As we look forward to David Tennant's performance as Richard II in the Royal Shakespeare Company's production of the play, we will be taking a look at the play and its characters in a series of articles.
We continue with a look at Richard's most loyal supporter...

Thomas Merke, Bishop of Carlisle, is the noblest of Richard's followers, he is totally devoted to his King. He is prepared to defend Richard in the midst of the enemy camp in Act IV and to fight to restore him to his throne. Despite his part in the Abbot of Westminster's plot, Henry, his enemy, grants him his life, but it seems unlikely his unwavering commitment would ever have allowed him, like Aumerle, to change his allegiance and beg for a pardon. Henry nevertheless does pardon him because, as he says, "High sparks of honour in thee I have seen". There is similar evidence of his holiness and dignity earlier in the play when Percy says that there is in Flint Castle with Richard "A clergyman of holy reverence" and from this description Northumberland recognises the Bishop. 

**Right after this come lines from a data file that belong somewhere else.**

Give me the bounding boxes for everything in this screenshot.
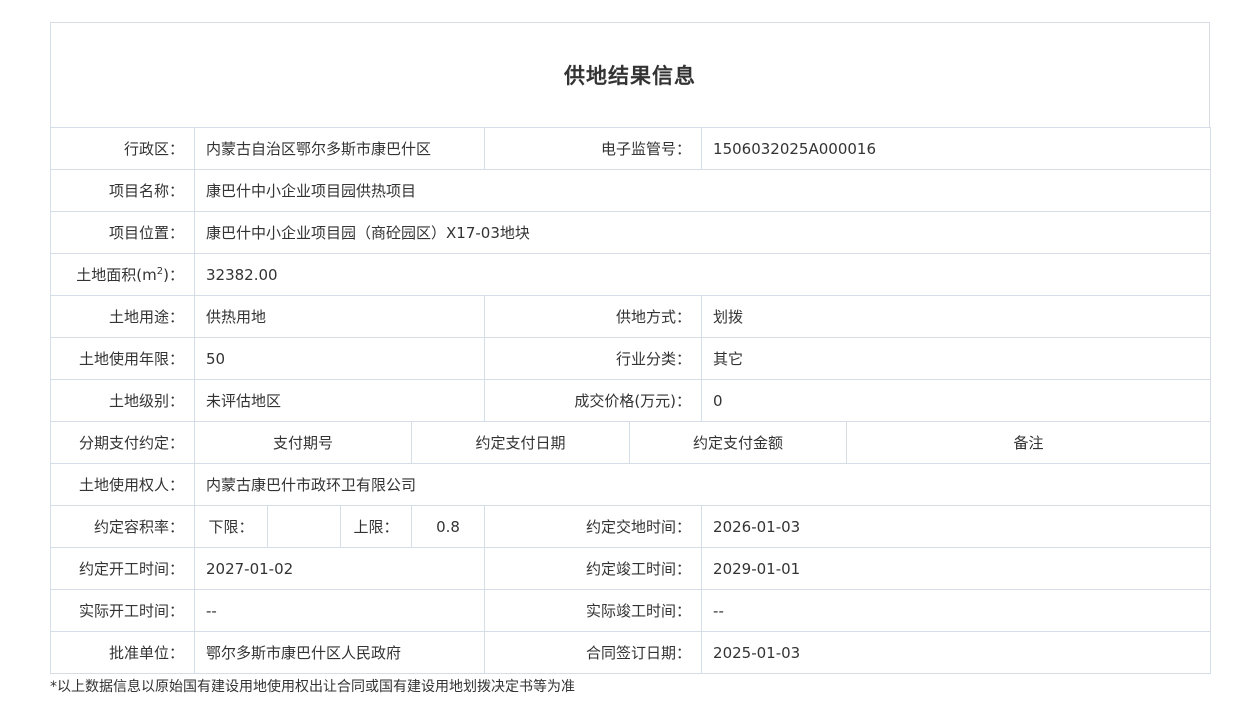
table-row: 土地使用权人： 内蒙古康巴什市政环卫有限公司 (50, 463, 1212, 506)
land-area-label: 土地面积(m2)： (50, 253, 195, 296)
installment-label: 分期支付约定： (50, 421, 195, 464)
plot-ratio-label: 约定容积率： (50, 505, 195, 548)
info-table: 行政区： 内蒙古自治区鄂尔多斯市康巴什区 电子监管号： 1506032025A0… (50, 127, 1212, 674)
approval-unit-label: 批准单位： (50, 631, 195, 674)
completion-time-value: 2029-01-01 (701, 547, 1212, 590)
title-box: 供地结果信息 (50, 22, 1210, 127)
approval-unit-value: 鄂尔多斯市康巴什区人民政府 (193, 631, 486, 674)
project-location-value: 康巴什中小企业项目园（商砼园区）X17-03地块 (193, 211, 1212, 254)
table-row: 土地面积(m2)： 32382.00 (50, 253, 1212, 296)
table-row: 项目位置： 康巴什中小企业项目园（商砼园区）X17-03地块 (50, 211, 1212, 254)
land-use-label: 土地用途： (50, 295, 195, 338)
use-term-label: 土地使用年限： (50, 337, 195, 380)
table-row: 分期支付约定： 支付期号 约定支付日期 约定支付金额 备注 (50, 421, 1212, 464)
supply-method-value: 划拨 (701, 295, 1212, 338)
table-row: 土地用途： 供热用地 供地方式： 划拨 (50, 295, 1212, 338)
page-title: 供地结果信息 (564, 64, 696, 88)
result-panel: 供地结果信息 行政区： 内蒙古自治区鄂尔多斯市康巴什区 电子监管号： 15060… (50, 22, 1212, 674)
table-row: 项目名称： 康巴什中小企业项目园供热项目 (50, 169, 1212, 212)
supply-method-label: 供地方式： (484, 295, 703, 338)
use-term-value: 50 (193, 337, 486, 380)
upper-limit-label: 上限： (340, 505, 412, 548)
installment-header-period: 支付期号 (194, 421, 412, 464)
installment-header-date: 约定支付日期 (410, 421, 631, 464)
land-area-label-prefix: 土地面积(m (76, 266, 157, 284)
actual-start-value: -- (193, 589, 486, 632)
installment-header-remark: 备注 (846, 421, 1212, 464)
actual-completion-value: -- (701, 589, 1212, 632)
table-row: 约定开工时间： 2027-01-02 约定竣工时间： 2029-01-01 (50, 547, 1212, 590)
right-holder-value: 内蒙古康巴什市政环卫有限公司 (193, 463, 1212, 506)
region-label: 行政区： (50, 127, 195, 170)
lower-limit-label: 下限： (194, 505, 268, 548)
supervision-no-label: 电子监管号： (484, 127, 703, 170)
start-time-value: 2027-01-02 (193, 547, 486, 590)
land-area-value: 32382.00 (193, 253, 1212, 296)
deal-price-value: 0 (701, 379, 1212, 422)
completion-time-label: 约定竣工时间： (484, 547, 703, 590)
project-name-value: 康巴什中小企业项目园供热项目 (193, 169, 1212, 212)
table-row: 土地级别： 未评估地区 成交价格(万元)： 0 (50, 379, 1212, 422)
land-area-label-suffix: )： (163, 266, 184, 284)
delivery-time-label: 约定交地时间： (484, 505, 703, 548)
upper-limit-value: 0.8 (410, 505, 486, 548)
land-grade-value: 未评估地区 (193, 379, 486, 422)
installment-header-amount: 约定支付金额 (629, 421, 848, 464)
right-holder-label: 土地使用权人： (50, 463, 195, 506)
industry-label: 行业分类： (484, 337, 703, 380)
deal-price-label: 成交价格(万元)： (484, 379, 703, 422)
table-row: 土地使用年限： 50 行业分类： 其它 (50, 337, 1212, 380)
contract-date-label: 合同签订日期： (484, 631, 703, 674)
lower-limit-value (267, 505, 341, 548)
industry-value: 其它 (701, 337, 1212, 380)
table-row: 实际开工时间： -- 实际竣工时间： -- (50, 589, 1212, 632)
supervision-no-value: 1506032025A000016 (701, 127, 1212, 170)
table-row: 行政区： 内蒙古自治区鄂尔多斯市康巴什区 电子监管号： 1506032025A0… (50, 127, 1212, 170)
project-location-label: 项目位置： (50, 211, 195, 254)
contract-date-value: 2025-01-03 (701, 631, 1212, 674)
table-row: 约定容积率： 下限： 上限： 0.8 约定交地时间： 2026-01-03 (50, 505, 1212, 548)
land-use-value: 供热用地 (193, 295, 486, 338)
land-grade-label: 土地级别： (50, 379, 195, 422)
footnote: *以上数据信息以原始国有建设用地使用权出让合同或国有建设用地划拨决定书等为准 (50, 679, 575, 695)
region-value: 内蒙古自治区鄂尔多斯市康巴什区 (193, 127, 486, 170)
project-name-label: 项目名称： (50, 169, 195, 212)
delivery-time-value: 2026-01-03 (701, 505, 1212, 548)
actual-completion-label: 实际竣工时间： (484, 589, 703, 632)
actual-start-label: 实际开工时间： (50, 589, 195, 632)
start-time-label: 约定开工时间： (50, 547, 195, 590)
table-row: 批准单位： 鄂尔多斯市康巴什区人民政府 合同签订日期： 2025-01-03 (50, 631, 1212, 674)
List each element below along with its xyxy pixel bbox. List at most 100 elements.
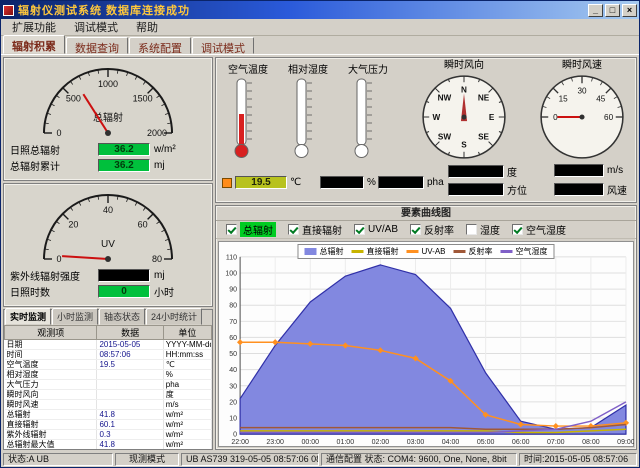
uv-panel: 020406080UV 紫外线辐射强度 mj 日照时数 0 小时 [3, 183, 213, 307]
svg-text:23:00: 23:00 [266, 439, 284, 446]
menu-item-1[interactable]: 扩展功能 [3, 18, 65, 36]
legend-swatch-icon [454, 250, 466, 253]
svg-text:N: N [461, 85, 467, 94]
sunshine-hours-label: 日照时数 [10, 284, 94, 299]
series-toggle-1[interactable]: 总辐射 [226, 222, 276, 237]
daily-total-radiation-display: 36.2 [98, 143, 150, 156]
table-cell: 时间 [5, 350, 97, 360]
series-checkbox-row: 总辐射 直接辐射 UV/AB 反射率 湿度空气湿度 [216, 221, 636, 239]
table-cell: w/m² [163, 430, 211, 440]
svg-text:2000: 2000 [147, 128, 167, 138]
wind-speed-ms-unit: m/s [607, 165, 623, 176]
svg-text:80: 80 [152, 254, 162, 264]
menu-item-3[interactable]: 帮助 [127, 18, 167, 36]
legend-item: 反射率 [454, 246, 493, 257]
temperature-display: 19.5 [235, 176, 287, 189]
minimize-button[interactable]: _ [588, 4, 603, 17]
series-toggle-5[interactable]: 湿度 [466, 222, 500, 237]
table-row[interactable]: 瞬时风速m/s [5, 400, 212, 410]
data-subtab-4[interactable]: 24小时统计 [146, 308, 202, 325]
daily-total-radiation-row: 日照总辐射 36.2 w/m² [6, 141, 210, 157]
tab-4[interactable]: 调试模式 [192, 37, 254, 54]
svg-text:20: 20 [229, 399, 237, 406]
legend-item: 直接辐射 [351, 246, 398, 257]
close-button[interactable]: × [622, 4, 637, 17]
table-row[interactable]: 总辐射最大值41.8w/m² [5, 440, 212, 450]
sunshine-hours-unit: 小时 [154, 284, 174, 299]
table-cell: 空气温度 [5, 360, 97, 370]
wind-direction-compass-display [448, 183, 504, 196]
table-cell: 41.8 [97, 410, 163, 420]
svg-text:50: 50 [229, 351, 237, 358]
svg-text:0: 0 [56, 128, 61, 138]
table-header-row: 观测项数据单位 [5, 326, 212, 340]
legend-item: UV-AB [406, 247, 445, 256]
uv-gauge: 020406080UV [6, 185, 210, 267]
sunshine-hours-display: 0 [98, 285, 150, 298]
table-row[interactable]: 大气压力pha [5, 380, 212, 390]
data-subtab-1[interactable]: 实时监测 [5, 308, 51, 325]
svg-text:NE: NE [478, 94, 490, 103]
checkbox-icon[interactable] [354, 224, 365, 235]
wind-speed-dial: 015304560 [537, 72, 627, 162]
wind-direction-deg-unit: 度 [507, 164, 517, 179]
tab-1[interactable]: 辐射积累 [3, 35, 65, 54]
table-cell: 总辐射 [5, 410, 97, 420]
temperature-swatch-icon [222, 178, 232, 188]
table-cell: 瞬时风速 [5, 400, 97, 410]
svg-text:0: 0 [553, 113, 558, 122]
menu-item-2[interactable]: 调试模式 [65, 18, 127, 36]
checkbox-label: 湿度 [480, 222, 500, 237]
series-toggle-6[interactable]: 空气湿度 [512, 222, 566, 237]
table-row[interactable]: 日期2015-05-05YYYY-MM-dd [5, 340, 212, 350]
table-row[interactable]: 直接辐射60.1w/m² [5, 420, 212, 430]
data-subtab-2[interactable]: 小时监测 [52, 308, 98, 325]
svg-text:500: 500 [66, 93, 81, 103]
table-row[interactable]: 相对湿度% [5, 370, 212, 380]
maximize-button[interactable]: □ [605, 4, 620, 17]
measurement-table-wrap: 观测项数据单位 日期2015-05-05YYYY-MM-dd时间08:57:06… [4, 325, 212, 449]
status-segment-5: 时间:2015-05-05 08:57:06 [519, 453, 637, 466]
legend-swatch-icon [406, 250, 418, 253]
table-row[interactable]: 紫外线辐射0.3w/m² [5, 430, 212, 440]
svg-text:40: 40 [103, 205, 113, 215]
svg-text:80: 80 [229, 303, 237, 310]
data-subtab-3[interactable]: 轴态状态 [99, 308, 145, 325]
svg-text:1000: 1000 [98, 79, 118, 89]
checkbox-label: 直接辐射 [302, 222, 342, 237]
series-toggle-2[interactable]: 直接辐射 [288, 222, 342, 237]
chart-area: 010203040506070809010011022:0023:0000:00… [218, 241, 634, 447]
tabbar: 辐射积累数据查询系统配置调试模式 [1, 36, 639, 55]
series-toggle-4[interactable]: 反射率 [410, 222, 454, 237]
table-row[interactable]: 瞬时风向度 [5, 390, 212, 400]
svg-text:00:00: 00:00 [301, 439, 319, 446]
chart-title: 要素曲线图 [216, 206, 636, 221]
measurement-table: 观测项数据单位 日期2015-05-05YYYY-MM-dd时间08:57:06… [4, 325, 212, 449]
table-row[interactable]: 总辐射41.8w/m² [5, 410, 212, 420]
wind-speed-box: 瞬时风速 015304560 [530, 59, 634, 162]
data-subtabs: 实时监测小时监测轴态状态24小时统计 [4, 310, 212, 325]
wind-direction-box: 瞬时风向 NNEESESSWWNW [412, 59, 516, 162]
wind-speed-alt-readout: 风速 [554, 182, 627, 197]
svg-text:20: 20 [68, 219, 78, 229]
table-row[interactable]: 时间08:57:06HH:mm:ss [5, 350, 212, 360]
right-column: 空气温度 相对湿度 大气压力 瞬时风向 NNEESESSWWNW 瞬时风速 01… [215, 57, 637, 450]
tab-3[interactable]: 系统配置 [129, 37, 191, 54]
series-toggle-3[interactable]: UV/AB [354, 224, 398, 235]
checkbox-icon[interactable] [466, 224, 477, 235]
svg-text:15: 15 [559, 94, 569, 103]
checkbox-icon[interactable] [288, 224, 299, 235]
tab-2[interactable]: 数据查询 [66, 37, 128, 54]
uv-intensity-label: 紫外线辐射强度 [10, 268, 94, 283]
uv-intensity-row: 紫外线辐射强度 mj [6, 267, 210, 283]
checkbox-icon[interactable] [226, 224, 237, 235]
total-radiation-accum-unit: mj [154, 160, 165, 171]
pressure-tube [350, 75, 376, 161]
table-row[interactable]: 空气温度19.5℃ [5, 360, 212, 370]
checkbox-icon[interactable] [410, 224, 421, 235]
legend-swatch-icon [304, 248, 316, 255]
table-cell: 度 [163, 390, 211, 400]
checkbox-icon[interactable] [512, 224, 523, 235]
pressure-label: 大气压力 [348, 61, 388, 76]
legend-swatch-icon [351, 250, 363, 253]
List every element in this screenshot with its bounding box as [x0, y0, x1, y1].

To this Bishop Shakespeare gives the most eloquent defence of Richard's inalienable rights as divinely anointed King, but he also advises Richard to take steps to defend himself. Clearly the Bishop is not ignorant to the ways of the world. He believes that "heaven helps those who help themselves" and he himself acts in the plot against Henry. That it is this high minded clergyman, so unlike Richard's flatterers and the brusque Earl Of Northumberland, who foretells a bloody civil war as the consequence of Richard's deposition, lends the prophecy an awful authority.